Donald Trump used his first Joint Address to the Congress of the United States to engage in an unprecedented flight of fiscal fantasy. Specifically, the president imagined that the United States could cut taxes for wealthy Americans and corporations, rip tens of billions of dollars out of domestic programs (and diplomacy), hand that money over to the military-industrial complex, and somehow remain a functional and genuinely strong nation.
Trump did not articulate this agenda quite so bluntly. His hour-long speech was far more traditional and temperate in character than his ballistic inaugural address. The themes were, for the most part, predictable: “construction of a great wall along our southern border,” “vetting procedures,” “for every one new regulation, two old regulations must be eliminated,” “school choice,” “construction of the Keystone and Dakota Access Pipelines.” The rhetoric was, by the standards of this presidency, disciplined. But the specifics were few. Only toward the end did the president get precise, saying, “I am sending the Congress a budget that rebuilds the military, eliminates the Defense sequester, and calls for one of the largest increases in national defense spending in American history.”
Trump was brought little precision to the task of explaining how he would pay for that increase—aside from mentioning the fact that he had “placed a hiring freeze on non-military and non-essential Federal workers.” But his administration has been very clear about its hope that the money will come from deep cuts to domestic programs.

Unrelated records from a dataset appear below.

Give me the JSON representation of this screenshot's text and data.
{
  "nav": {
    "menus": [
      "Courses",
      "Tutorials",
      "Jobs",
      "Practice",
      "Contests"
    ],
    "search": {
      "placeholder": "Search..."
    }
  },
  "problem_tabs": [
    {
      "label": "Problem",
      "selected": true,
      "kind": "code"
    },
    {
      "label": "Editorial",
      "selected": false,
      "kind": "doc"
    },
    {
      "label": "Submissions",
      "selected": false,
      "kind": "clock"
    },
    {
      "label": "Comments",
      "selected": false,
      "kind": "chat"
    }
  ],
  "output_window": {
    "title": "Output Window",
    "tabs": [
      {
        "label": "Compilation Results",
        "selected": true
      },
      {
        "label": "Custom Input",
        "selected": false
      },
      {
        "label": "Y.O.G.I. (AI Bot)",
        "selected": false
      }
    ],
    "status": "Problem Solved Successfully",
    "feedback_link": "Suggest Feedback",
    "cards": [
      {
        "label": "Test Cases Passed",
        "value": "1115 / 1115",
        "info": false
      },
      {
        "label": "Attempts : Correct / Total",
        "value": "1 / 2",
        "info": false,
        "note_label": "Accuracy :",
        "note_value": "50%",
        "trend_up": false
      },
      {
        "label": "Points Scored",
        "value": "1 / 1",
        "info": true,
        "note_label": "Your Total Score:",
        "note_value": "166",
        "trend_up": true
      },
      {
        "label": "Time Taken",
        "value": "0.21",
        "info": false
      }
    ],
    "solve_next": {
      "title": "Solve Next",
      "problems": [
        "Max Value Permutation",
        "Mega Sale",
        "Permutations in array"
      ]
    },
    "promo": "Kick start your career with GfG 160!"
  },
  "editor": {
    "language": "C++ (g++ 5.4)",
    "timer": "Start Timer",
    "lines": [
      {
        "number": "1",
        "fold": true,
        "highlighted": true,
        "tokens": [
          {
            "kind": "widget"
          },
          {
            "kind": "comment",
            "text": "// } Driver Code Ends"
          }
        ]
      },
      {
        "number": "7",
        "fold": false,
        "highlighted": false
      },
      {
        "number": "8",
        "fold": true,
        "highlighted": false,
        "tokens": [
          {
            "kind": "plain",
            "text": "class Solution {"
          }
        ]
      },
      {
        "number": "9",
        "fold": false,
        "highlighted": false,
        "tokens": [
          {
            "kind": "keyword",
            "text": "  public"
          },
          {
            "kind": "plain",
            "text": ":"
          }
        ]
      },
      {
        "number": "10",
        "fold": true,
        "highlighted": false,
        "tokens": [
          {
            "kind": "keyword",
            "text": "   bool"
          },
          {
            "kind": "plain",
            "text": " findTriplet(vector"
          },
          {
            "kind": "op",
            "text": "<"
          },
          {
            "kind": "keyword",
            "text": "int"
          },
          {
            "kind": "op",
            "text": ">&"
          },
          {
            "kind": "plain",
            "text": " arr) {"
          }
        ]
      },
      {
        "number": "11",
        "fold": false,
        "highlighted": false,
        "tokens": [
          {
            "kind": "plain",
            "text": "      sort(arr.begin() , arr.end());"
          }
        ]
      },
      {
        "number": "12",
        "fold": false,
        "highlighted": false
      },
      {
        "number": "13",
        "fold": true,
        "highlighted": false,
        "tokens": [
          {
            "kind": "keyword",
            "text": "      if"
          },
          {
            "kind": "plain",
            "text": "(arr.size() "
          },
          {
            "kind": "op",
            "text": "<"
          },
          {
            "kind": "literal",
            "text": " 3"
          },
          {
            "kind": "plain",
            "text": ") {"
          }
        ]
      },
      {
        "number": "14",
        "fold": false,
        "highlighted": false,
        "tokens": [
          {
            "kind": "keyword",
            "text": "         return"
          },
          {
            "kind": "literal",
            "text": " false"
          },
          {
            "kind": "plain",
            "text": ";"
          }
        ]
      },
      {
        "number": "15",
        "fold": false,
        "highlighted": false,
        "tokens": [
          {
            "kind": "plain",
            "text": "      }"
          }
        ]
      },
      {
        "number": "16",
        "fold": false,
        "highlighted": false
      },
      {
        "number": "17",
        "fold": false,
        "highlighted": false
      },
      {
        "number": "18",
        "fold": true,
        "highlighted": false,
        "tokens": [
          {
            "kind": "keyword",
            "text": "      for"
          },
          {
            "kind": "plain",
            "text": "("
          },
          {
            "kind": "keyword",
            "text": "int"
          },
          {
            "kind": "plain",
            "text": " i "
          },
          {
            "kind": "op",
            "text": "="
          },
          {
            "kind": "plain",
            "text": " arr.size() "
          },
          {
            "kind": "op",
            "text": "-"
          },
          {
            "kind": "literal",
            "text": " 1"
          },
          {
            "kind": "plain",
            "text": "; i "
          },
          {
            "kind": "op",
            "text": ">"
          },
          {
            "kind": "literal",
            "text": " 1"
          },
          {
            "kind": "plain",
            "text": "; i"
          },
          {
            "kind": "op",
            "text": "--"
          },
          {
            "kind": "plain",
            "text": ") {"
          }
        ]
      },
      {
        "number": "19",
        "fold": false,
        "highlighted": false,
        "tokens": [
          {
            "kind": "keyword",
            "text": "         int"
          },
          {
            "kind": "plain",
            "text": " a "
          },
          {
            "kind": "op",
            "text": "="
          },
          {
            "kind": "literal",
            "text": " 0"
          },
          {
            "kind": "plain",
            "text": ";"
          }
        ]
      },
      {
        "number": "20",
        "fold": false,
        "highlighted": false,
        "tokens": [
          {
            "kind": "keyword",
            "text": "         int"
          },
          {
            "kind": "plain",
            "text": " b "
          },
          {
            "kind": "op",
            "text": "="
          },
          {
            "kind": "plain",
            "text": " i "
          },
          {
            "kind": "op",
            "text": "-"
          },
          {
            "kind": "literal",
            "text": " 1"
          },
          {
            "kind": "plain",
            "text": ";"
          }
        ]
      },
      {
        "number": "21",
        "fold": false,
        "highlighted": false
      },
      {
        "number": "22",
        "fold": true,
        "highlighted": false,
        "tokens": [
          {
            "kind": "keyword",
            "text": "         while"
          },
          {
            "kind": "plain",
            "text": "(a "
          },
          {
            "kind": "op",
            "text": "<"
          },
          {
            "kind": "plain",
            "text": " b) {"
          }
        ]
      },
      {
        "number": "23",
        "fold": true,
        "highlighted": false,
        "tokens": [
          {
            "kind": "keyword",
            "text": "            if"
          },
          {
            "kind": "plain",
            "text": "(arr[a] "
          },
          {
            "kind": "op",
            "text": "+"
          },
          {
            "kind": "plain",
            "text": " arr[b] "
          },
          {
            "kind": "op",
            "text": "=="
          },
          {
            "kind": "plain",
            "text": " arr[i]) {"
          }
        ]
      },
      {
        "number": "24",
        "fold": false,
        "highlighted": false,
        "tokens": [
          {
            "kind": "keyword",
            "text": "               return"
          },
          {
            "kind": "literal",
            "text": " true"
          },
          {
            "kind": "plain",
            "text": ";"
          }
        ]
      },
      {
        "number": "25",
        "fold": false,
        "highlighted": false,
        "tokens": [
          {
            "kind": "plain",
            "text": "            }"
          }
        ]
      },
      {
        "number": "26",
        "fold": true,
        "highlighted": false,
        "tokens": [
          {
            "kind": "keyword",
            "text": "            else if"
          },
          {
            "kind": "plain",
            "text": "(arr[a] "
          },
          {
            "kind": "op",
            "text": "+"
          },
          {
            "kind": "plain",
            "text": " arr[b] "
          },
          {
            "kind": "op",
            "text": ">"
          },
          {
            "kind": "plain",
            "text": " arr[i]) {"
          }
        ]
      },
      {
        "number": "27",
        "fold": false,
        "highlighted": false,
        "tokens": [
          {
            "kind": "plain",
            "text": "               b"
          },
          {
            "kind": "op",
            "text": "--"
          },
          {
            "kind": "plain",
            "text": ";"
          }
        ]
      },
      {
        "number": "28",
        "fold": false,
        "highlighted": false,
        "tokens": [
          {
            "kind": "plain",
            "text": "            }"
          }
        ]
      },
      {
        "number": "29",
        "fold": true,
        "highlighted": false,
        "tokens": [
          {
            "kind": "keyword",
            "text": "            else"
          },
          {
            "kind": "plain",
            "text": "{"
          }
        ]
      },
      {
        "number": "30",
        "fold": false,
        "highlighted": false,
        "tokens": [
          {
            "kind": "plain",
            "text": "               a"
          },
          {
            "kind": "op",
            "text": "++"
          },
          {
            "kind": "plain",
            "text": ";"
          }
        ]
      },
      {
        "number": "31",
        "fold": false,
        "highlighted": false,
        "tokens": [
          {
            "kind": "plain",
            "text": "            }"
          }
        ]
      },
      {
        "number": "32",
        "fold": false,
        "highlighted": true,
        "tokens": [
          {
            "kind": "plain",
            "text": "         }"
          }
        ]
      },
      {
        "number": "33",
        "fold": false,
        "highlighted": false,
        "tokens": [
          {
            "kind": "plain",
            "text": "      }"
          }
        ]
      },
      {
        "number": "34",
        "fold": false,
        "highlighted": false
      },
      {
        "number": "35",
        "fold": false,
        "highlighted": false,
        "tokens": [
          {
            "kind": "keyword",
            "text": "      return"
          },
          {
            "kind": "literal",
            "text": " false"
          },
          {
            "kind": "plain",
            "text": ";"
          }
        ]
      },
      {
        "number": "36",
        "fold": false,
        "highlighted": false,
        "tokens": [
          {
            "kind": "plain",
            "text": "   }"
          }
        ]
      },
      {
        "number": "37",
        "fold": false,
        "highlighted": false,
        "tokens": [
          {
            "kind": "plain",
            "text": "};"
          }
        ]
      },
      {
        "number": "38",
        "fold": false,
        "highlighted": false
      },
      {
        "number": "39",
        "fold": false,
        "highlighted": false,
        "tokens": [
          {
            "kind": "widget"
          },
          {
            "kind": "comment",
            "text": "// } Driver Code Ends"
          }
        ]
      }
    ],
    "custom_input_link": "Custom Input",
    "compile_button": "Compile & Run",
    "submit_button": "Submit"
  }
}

This argument in favor of austerity for working families and munificence for military contractors (the president’s speech actually talked up Lockheed and “the fantastic new F-35 jet fighter”) is not exactly new. It has been a conservative mantra since the Grand Old Party purged itself of the “Modern Republicans” who clung to the vision of former President Dwight Eisenhower and made theirs a party of reaction rather than reason. But even Ronald Reagan and George W. Bush eschewed the budgetary extremism that Trump has embraced with an immediacy and a fervor that arrests any fantasy that a “billionaire populist” president might steer his adopted party back from the brink.
The “Budget Blueprint” that Trump took to Congress on Tuesday night did not plot a course to “make America great again.” It tipped the balance against greatness by making what the first Republican president, Abraham Lincoln, referred to as “the last best hope of earth” into an ever more heavily militarized state that will not care for its own.